A shareware utility that works well is Tardis, available from www.kaska .demon. co.uk as shareware (Fig 5). If you wish to buy on-line, a credit card can be used at www.ebarn.com.
Single copies are $20, but the price goes down to as little as $2.50 in volume.
Compared to TIMESERV, Tardis is simplicity itself - you just run it. About the only options you'll need to change are how frequently it fetches the time, and whether it should watch for a dial-up networking connection. By default, the time is checked every two hours.
Tardis is available as a standalone program for Windows NT or 95/98 and also as a Windows NT service. Note that Tardis itself can act as a time server (so you don't set the TimeSource registry value). Normally, you'd use Tardis to fetch the time from the internet, but you can also use it with GPS receivers.
If you have the resource kit and you're brave enough to try TIMESERV, then the following values may work for TIMSERV.INI. Period is the number of times a day to set the time, and timesource=yes appears to have the same effect as setting a TimeSource registry value as described above.
(TimeServ)
Type=NTP
Period=1
NTPServer=ntp.cs.strath.ac.uk
timesource=yes
Log=yes
There's a list of public primary NTP time servers at www.eecis.udel.edu/~mills/ntp/clock1.htm; with TIMESERV, you only seem to be able to specify one. Tardis, on the other hand, comes preconfigured with a long list, and will automatically use the next one on the list if it encounters a failure (or success).

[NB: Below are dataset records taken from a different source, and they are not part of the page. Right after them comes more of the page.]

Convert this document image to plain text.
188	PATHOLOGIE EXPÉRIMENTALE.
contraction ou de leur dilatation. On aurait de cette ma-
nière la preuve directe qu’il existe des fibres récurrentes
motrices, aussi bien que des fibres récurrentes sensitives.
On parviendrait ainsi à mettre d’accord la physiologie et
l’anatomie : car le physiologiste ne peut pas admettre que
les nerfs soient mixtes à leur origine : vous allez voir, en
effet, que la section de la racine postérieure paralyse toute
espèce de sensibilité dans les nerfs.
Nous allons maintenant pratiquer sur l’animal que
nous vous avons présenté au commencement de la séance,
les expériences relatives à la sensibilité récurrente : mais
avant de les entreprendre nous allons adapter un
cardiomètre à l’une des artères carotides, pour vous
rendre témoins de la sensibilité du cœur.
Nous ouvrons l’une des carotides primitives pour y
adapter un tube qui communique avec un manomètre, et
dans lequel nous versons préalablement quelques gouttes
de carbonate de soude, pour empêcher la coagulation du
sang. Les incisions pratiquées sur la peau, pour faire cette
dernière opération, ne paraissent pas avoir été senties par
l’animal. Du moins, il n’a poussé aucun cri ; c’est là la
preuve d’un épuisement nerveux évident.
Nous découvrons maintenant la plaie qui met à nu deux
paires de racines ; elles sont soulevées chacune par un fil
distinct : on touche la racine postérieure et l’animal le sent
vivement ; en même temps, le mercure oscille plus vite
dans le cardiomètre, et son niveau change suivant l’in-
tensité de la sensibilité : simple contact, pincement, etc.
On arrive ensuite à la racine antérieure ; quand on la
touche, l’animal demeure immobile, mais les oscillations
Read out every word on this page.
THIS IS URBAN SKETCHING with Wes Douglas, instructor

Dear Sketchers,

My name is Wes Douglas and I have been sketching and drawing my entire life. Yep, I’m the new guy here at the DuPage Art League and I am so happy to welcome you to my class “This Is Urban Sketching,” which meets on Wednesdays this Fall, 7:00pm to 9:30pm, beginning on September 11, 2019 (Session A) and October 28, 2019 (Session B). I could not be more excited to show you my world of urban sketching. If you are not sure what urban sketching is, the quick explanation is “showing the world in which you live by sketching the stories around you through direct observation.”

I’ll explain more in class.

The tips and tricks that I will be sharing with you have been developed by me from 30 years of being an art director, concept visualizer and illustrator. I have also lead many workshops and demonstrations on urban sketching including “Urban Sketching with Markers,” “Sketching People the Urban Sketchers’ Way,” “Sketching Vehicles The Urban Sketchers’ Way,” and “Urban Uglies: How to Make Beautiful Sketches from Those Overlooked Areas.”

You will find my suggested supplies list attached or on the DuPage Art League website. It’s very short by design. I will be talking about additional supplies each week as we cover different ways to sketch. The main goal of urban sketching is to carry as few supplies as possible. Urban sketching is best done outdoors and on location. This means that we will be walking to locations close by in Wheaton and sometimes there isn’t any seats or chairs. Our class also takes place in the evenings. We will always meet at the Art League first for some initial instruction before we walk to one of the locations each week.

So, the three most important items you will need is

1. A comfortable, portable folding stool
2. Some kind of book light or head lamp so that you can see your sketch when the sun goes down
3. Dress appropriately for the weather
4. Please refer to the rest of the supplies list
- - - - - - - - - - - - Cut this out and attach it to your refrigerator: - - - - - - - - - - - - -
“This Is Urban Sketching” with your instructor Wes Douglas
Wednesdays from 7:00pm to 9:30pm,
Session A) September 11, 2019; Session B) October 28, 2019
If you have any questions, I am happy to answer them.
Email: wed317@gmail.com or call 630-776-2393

AN INSPECTOR CALLS: BOOT SECTORS
Andy Baker reports a problem with the master boot record (MBR) on an NTFS Windows NT hard drive, trashed by a failed installation of Red Hat Linux.
In theory, the emergency repair disk ought to fix the boot record: there's an option called Inspect Boot Sector.
By the way, if you don't have an up-to-date emergency repair disk, now's the time to create one, using the RDISK utility - unless, like me, you have a registry that's too large to fit on a single floppy disk. You might still be able to use a repair disk, however, by pointing it at your /repair directory - assuming your drive is still readable.
However, Inspect Boot Sector won't work if it realises that the boot sector has been overwritten legitimately by another operating system: it simply won't interfere with it. This would normally be correct behaviour, since you wouldn't want the NT emergency repair procedure to overwrite a valid boot sector or you'd no longer be able to boot the other operating system.
Andy found the way round this problem was to overwrite the boot sector using MS-DOS 6.2 and FDISK, which has a/MBR option to overwrite the boot sector. Then the emergency repair procedure was happy to overwrite it with the correct NT boot sector.